Vor Kurzem ist der sechste Film der »Final Destination«-Reihe[1] in die Kinos gekommen, eine Serie von Horrorfilmen[2], die alle nach einem überwältigend einfachen Muster funktionieren: Eine Gruppe von Menschen wird Zeugnis einer Katastrophe, die sie alle das Leben hätte kosten sollen. Doch eine Person erhascht zuvor einen prophetischen Blick auf die Zukunft und kann die Katastrophe abwenden. Die ist damit aber nur verschoben, nicht abgewendet: Denn der Tod ist in dieser Serie eine intelligente, rachsüchtige Kraft, die versucht, die ihm entgangenen Opfer doch noch zu erhaschen – über eine Serie scheinbarer Unfälle, die nur in ihrer Unwahrscheinlichkeit und Grausamkeit darauf hinweisen, dass eine Intelligenz hinter ihnen steckt. Am Ende sterben all die scheinbar Überlebenden doch noch – nur selten entgeht jemand dem Sensenmann.
Die Überraschung ist, dass es keine Überraschung gibt: Das ist sowohl das Geheimnis der Serie als auch der jeweiligen Filmhandlungen. Niemand entgeht seinem Schicksal, diese Formel wird nie auch nur experimentell gebrochen. Es änderte sich lediglich die Tonalität: Aus anfangs sich selbst sehr ernst nehmenden Horrorfilmen werden zunehmend Komödien. Das Publikum meiner Vorführung war kaum erschrocken, sondern überwiegend belustigt: von den Versuchen der Protagonist*innen, ihrem Schicksal irgendwie zu entgehen, von ihren sinnlosen Theorien über die Natur der übernatürlichen Kraft und nicht zuletzt von den kreativen Todesarten, die sie heimholen.
Inszeniert der klassisch-neoliberale[3] Horrorfilm das Überleben von Pärchen, noch lieber von heteronormativen Kleinfamilien gegen unermessliches Grauen als kapitalistische Reproduktionserzählung in der Polykrise[4] – wir können uns nur auf uns selbst verlassen, aber das immerhin garantiert unser Weiterbestehen –, wirkt der Defätismus von »Final Destination« erfrischend: Niemand entkommt; der Aufwand, den Tod auszutricksen, verlängert nur das Leiden – das erinnert an barocke Vanitas-Motive. Aber auch die neoliberalen Versprechen werden denunziert: Weder Familienbande schützen, noch Freund*innen, Geld oder Wissen.
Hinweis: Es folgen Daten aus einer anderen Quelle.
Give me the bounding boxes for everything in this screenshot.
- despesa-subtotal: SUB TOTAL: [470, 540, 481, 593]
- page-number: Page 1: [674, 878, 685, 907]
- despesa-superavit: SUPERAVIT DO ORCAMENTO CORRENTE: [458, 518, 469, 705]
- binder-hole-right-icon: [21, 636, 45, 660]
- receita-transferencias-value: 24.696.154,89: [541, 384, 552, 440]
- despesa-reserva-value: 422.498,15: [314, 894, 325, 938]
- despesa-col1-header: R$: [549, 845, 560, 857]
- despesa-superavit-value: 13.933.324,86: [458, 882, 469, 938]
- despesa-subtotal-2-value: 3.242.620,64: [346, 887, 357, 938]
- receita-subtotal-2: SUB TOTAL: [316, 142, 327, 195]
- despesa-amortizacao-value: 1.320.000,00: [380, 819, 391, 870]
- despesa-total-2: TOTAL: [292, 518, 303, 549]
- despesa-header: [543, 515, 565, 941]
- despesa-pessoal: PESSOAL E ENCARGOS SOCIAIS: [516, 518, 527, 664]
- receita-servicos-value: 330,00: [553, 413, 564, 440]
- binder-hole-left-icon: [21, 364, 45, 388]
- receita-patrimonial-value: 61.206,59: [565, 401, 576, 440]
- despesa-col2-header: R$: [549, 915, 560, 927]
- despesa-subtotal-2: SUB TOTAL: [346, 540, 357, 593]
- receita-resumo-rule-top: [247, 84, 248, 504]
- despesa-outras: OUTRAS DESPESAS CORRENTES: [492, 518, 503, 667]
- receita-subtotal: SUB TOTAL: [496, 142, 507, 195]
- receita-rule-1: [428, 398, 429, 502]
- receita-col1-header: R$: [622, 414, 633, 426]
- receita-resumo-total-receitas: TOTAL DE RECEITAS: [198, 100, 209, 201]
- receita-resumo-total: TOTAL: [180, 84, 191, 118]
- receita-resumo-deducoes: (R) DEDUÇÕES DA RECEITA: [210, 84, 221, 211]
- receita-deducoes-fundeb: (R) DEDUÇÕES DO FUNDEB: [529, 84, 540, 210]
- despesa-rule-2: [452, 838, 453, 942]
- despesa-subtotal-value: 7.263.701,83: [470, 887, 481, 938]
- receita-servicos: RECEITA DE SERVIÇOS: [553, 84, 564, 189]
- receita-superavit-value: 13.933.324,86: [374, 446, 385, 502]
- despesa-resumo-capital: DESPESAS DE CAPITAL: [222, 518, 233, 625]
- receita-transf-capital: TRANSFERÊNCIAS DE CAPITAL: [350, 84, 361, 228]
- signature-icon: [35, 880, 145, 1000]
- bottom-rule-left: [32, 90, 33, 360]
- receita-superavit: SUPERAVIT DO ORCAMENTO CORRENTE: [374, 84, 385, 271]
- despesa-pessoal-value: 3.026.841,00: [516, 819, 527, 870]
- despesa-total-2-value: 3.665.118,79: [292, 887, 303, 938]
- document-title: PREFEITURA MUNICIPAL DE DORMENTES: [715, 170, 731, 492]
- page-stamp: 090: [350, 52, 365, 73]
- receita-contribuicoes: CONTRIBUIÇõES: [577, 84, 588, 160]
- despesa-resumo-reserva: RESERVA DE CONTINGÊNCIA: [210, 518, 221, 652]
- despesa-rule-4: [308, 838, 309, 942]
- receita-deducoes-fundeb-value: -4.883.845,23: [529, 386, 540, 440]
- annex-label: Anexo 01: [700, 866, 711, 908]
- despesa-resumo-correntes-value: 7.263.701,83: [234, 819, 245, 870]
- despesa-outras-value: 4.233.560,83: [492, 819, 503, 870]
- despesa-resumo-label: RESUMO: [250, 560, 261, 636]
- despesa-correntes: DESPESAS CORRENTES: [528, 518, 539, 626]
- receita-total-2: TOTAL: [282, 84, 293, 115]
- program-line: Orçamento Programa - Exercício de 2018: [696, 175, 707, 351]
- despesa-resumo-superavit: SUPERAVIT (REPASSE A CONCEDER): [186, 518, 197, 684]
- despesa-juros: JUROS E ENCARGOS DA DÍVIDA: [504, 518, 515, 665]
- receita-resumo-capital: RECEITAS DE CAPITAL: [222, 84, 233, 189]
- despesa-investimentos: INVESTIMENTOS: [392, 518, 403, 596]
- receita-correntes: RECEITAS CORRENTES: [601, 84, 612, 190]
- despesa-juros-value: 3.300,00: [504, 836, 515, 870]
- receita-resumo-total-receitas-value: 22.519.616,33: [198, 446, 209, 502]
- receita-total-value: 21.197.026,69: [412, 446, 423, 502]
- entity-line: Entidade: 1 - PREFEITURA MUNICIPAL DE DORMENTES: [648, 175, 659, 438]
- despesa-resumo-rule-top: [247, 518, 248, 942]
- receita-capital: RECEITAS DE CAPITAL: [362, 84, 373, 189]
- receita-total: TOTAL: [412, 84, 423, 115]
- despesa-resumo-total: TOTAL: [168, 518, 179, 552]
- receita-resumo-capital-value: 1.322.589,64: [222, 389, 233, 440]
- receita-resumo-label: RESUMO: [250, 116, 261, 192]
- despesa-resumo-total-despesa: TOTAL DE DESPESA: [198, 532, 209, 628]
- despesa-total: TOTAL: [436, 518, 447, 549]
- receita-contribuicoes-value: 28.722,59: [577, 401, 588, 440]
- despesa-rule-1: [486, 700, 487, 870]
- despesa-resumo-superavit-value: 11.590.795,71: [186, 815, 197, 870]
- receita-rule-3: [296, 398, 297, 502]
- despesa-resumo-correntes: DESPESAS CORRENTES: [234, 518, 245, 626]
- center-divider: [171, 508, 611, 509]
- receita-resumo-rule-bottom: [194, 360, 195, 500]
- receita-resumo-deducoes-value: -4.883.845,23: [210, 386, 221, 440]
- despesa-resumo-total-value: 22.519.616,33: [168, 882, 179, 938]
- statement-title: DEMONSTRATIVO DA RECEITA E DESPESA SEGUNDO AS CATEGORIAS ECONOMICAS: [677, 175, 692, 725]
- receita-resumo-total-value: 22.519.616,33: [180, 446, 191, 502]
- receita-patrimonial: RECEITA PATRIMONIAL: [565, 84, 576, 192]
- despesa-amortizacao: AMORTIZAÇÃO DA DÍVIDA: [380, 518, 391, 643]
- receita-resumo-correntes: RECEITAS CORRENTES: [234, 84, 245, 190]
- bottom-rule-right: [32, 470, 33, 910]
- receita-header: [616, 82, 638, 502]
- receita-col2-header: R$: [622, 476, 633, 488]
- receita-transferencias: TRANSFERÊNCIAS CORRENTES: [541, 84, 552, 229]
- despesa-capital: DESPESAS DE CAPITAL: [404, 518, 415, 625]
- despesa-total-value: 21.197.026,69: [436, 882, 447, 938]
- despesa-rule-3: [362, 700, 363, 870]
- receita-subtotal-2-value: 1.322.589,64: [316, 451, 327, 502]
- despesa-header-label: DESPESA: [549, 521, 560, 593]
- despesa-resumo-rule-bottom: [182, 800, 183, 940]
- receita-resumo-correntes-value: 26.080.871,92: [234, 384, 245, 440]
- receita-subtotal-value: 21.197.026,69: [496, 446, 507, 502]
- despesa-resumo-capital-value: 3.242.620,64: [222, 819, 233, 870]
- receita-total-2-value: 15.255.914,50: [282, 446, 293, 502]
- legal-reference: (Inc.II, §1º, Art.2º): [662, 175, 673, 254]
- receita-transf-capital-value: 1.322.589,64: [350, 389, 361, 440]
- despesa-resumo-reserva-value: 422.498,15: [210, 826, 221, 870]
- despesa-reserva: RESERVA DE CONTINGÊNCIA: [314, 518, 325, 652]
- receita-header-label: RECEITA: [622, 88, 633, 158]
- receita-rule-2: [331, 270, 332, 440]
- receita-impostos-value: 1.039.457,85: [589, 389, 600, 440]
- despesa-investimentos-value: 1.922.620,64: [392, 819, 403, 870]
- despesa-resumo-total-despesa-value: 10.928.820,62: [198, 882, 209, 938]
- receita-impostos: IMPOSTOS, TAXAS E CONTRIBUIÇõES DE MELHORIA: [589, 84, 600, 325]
Gleichzeitig erzählen die Filme die reale Schutzlosigkeit der kapitalistischen Normalität als naturgegeben, erzeugen grinsendes Einverständnis: Autos überfahren einen nun mal, Aufzugseile reißen, Industrieprodukte versagen. Die Filme machen indirekt Werbung für geplante Obsoleszenz[5], für eine Reduzierung von Verbraucherschutz und Regulierung: Alles ist schäbig, erwartet nicht zu viel von den Produkten oder Regeln, die euch schützen sollen! Erwartet nicht zu viel vom Leben überhaupt! So stellen die Filme auch Gewöhnung her an permanente Prekarität, an eine Welt ohne Aufsicht, in der es natürlich trotz des unvermeidlichen Todes weiterhin Gewinner*innen und Verlierer*innen geben wird.
In ihrer mechanischen Wiederholung dieser Geschichte entlarvt die Reihe nicht nur den Tod als unentrinnbar, sondern das Leben im Spätkapitalismus als einen Ort ritualisierter Vergeblichkeit. Es ist keine Erzählung mehr, die uns Erlösung verspricht – sondern eine, die uns an sein permanentes Scheitern gewöhnt.